RBA Confirmed: Card surcharges will be banned from 1 October 2026 — check you're on the right rate →
GP and medical clinics sit in an unusual spot on card fees because so much of their revenue never touches a terminal. When a clinic bulk-bills, Medicare pays the practice directly and the patient pays nothing by card, so the share of consults that generate a card transaction can be a fraction of what a comparable retail business sees. That single billing decision shapes a clinic's whole merchant profile.
As more practices move to mixed or fully private billing, patients increasingly pay a gap or a full consultation fee by card, lifting card volume and the fees that come with it. On-the-spot Medicare claiming, low-ticket consults and the rise of telehealth card-not-present payments all pull in different directions, which is why two clinics down the road from each other can pay very different blended rates.
The wide band reflects how little of a clinic's income may flow through cards.

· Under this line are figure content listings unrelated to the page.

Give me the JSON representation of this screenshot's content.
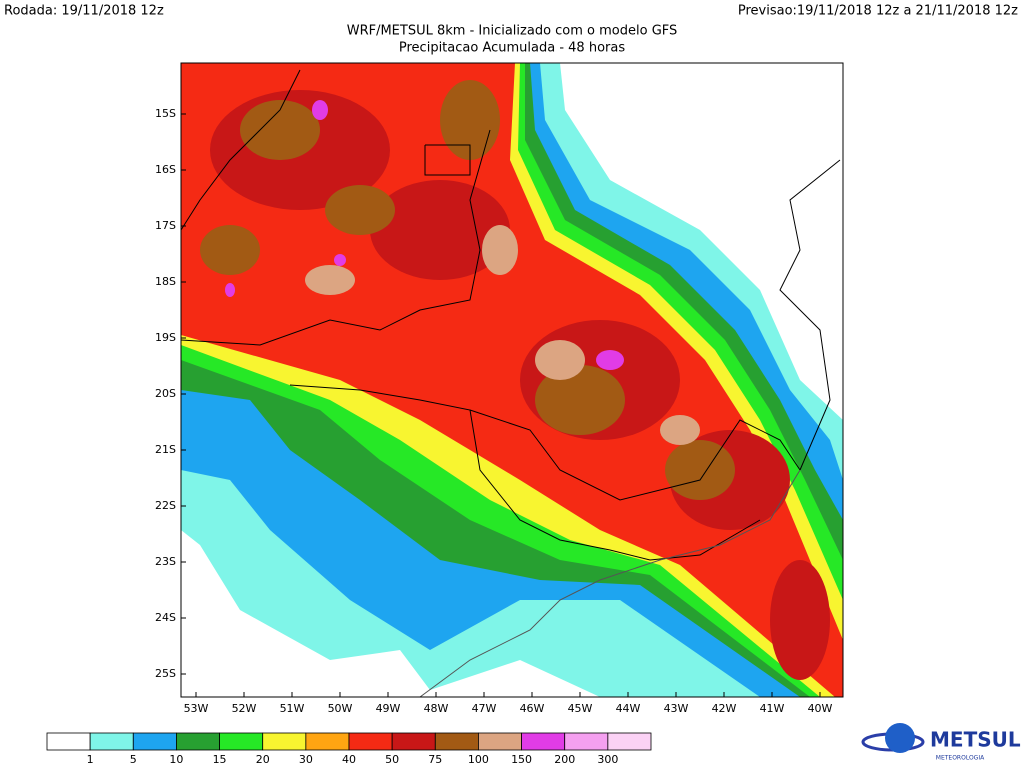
{
  "header": {
    "run": "Rodada: 19/11/2018 12z",
    "forecast": "Previsao:19/11/2018 12z a 21/11/2018 12z",
    "title": "WRF/METSUL 8km - Inicializado com o modelo GFS",
    "subtitle": "Precipitacao Acumulada - 48 horas"
  },
  "map": {
    "lat_labels": [
      "15S",
      "16S",
      "17S",
      "18S",
      "19S",
      "20S",
      "21S",
      "22S",
      "23S",
      "24S",
      "25S"
    ],
    "lon_labels": [
      "53W",
      "52W",
      "51W",
      "50W",
      "49W",
      "48W",
      "47W",
      "46W",
      "45W",
      "44W",
      "43W",
      "42W",
      "41W",
      "40W"
    ]
  },
  "legend": {
    "colors": [
      "#ffffff",
      "#7ff5e8",
      "#1ea5f0",
      "#27a031",
      "#26e826",
      "#f8f530",
      "#ffa512",
      "#f52a14",
      "#c81717",
      "#a25a14",
      "#dca582",
      "#e13ce6",
      "#f5a0f0",
      "#fbd2f5"
    ],
    "labels": [
      "1",
      "5",
      "10",
      "15",
      "20",
      "30",
      "40",
      "50",
      "75",
      "100",
      "150",
      "200",
      "300"
    ]
  },
  "logo": {
    "name": "METSUL",
    "tagline": "METEOROLOGIA"
  }
}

A heavily bulk-billing practice processes mostly small gap payments and the occasional private consult, so fixed terminal costs weigh heavily on a thin card base and push the effective percentage higher. A private-billing clinic with larger, more frequent card transactions can spread costs further and sit lower in the range. Card mix matters too: eftpos debit is generally cheaper than premium or international credit cards, and telehealth card-not-present payments often carry higher processing costs.
Look for a provider that handles integrated Medicare claiming so reception can lodge the rebate and collect only the gap in one flow, ideally through Easyclaim or a health-claiming terminal. Strong card-not-present and online payment options matter for telehealth and phone consults. Because consults are low-ticket and volume can be modest under bulk-billing, weigh fixed monthly and terminal costs against per-transaction pricing, and check how debit is routed. Clear, compliant surcharging controls and reliable settlement help a busy front desk keep moving without holding up patients.